Danska J S, Guidos C J
Hospital for Sick Children Research Institute, Toronto, ON, Canada.
Semin Immunol. 1997 Jun;9(3):199-206. doi: 10.1006/smim.1997.0072.
V(D)J recombination generates a diverse array of antigen-binding specificities, but breakage and re-joining of DNA segments have grave implications for the maintenance of genomic stability and oncogenic risk. Exposure of eukaryotic cells to genotoxic agents activates a DNA damage checkpoint that induces cell-cycle arrest and DNA repair, or apoptosis.

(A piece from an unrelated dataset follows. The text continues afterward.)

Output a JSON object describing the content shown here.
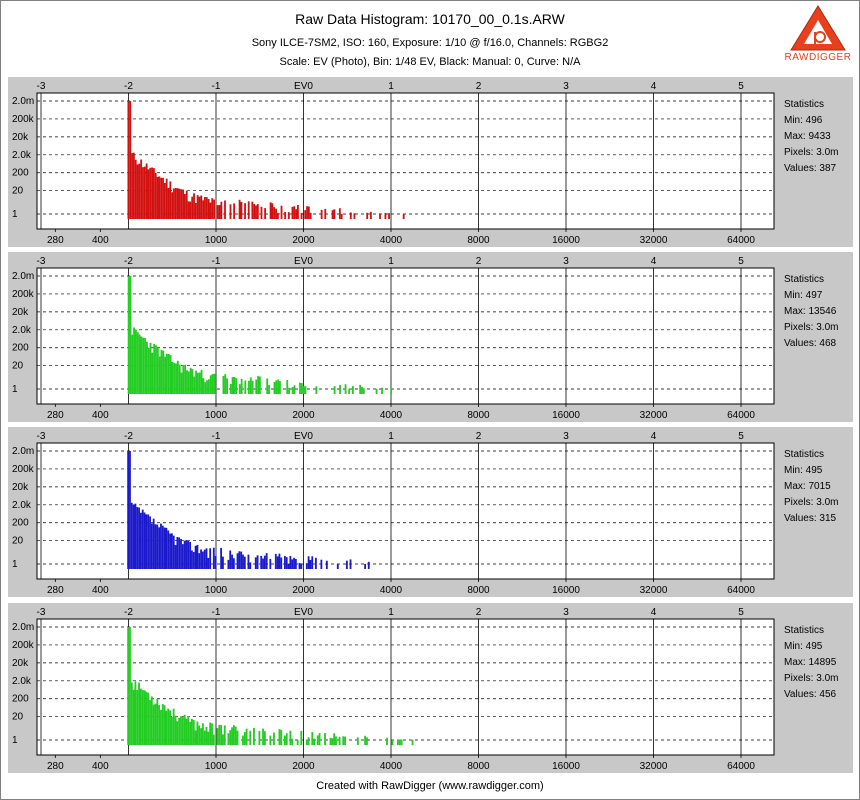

We discuss several lines of evidence implicating DNA-dependent protein kinase (DNA-PK), and the gene mutated in ataxia telangiectasia (ATM), two mammalian homologues of yeast DNA damage-checkpoint genes, in regulating the response to intrinsic DNA damage that occurs during V(D)J recombination.
V(D)J重排产生了一系列多样的抗原结合特异性,但DNA片段的断裂和重新连接对基因组稳定性的维持和致癌风险有着严重影响。真核细胞暴露于基因毒性剂会激活DNA损伤检查点,该检查点会诱导细胞周期停滞、DNA修复或凋亡。我们讨论了几条证据,这些证据表明DNA依赖性蛋白激酶(DNA-PK)以及共济失调毛细血管扩张症(ATM)中发生突变的基因(酵母DNA损伤检查点基因的两个哺乳动物同源物)在调节对V(D)J重排过程中发生的内源性DNA损伤的反应中发挥作用。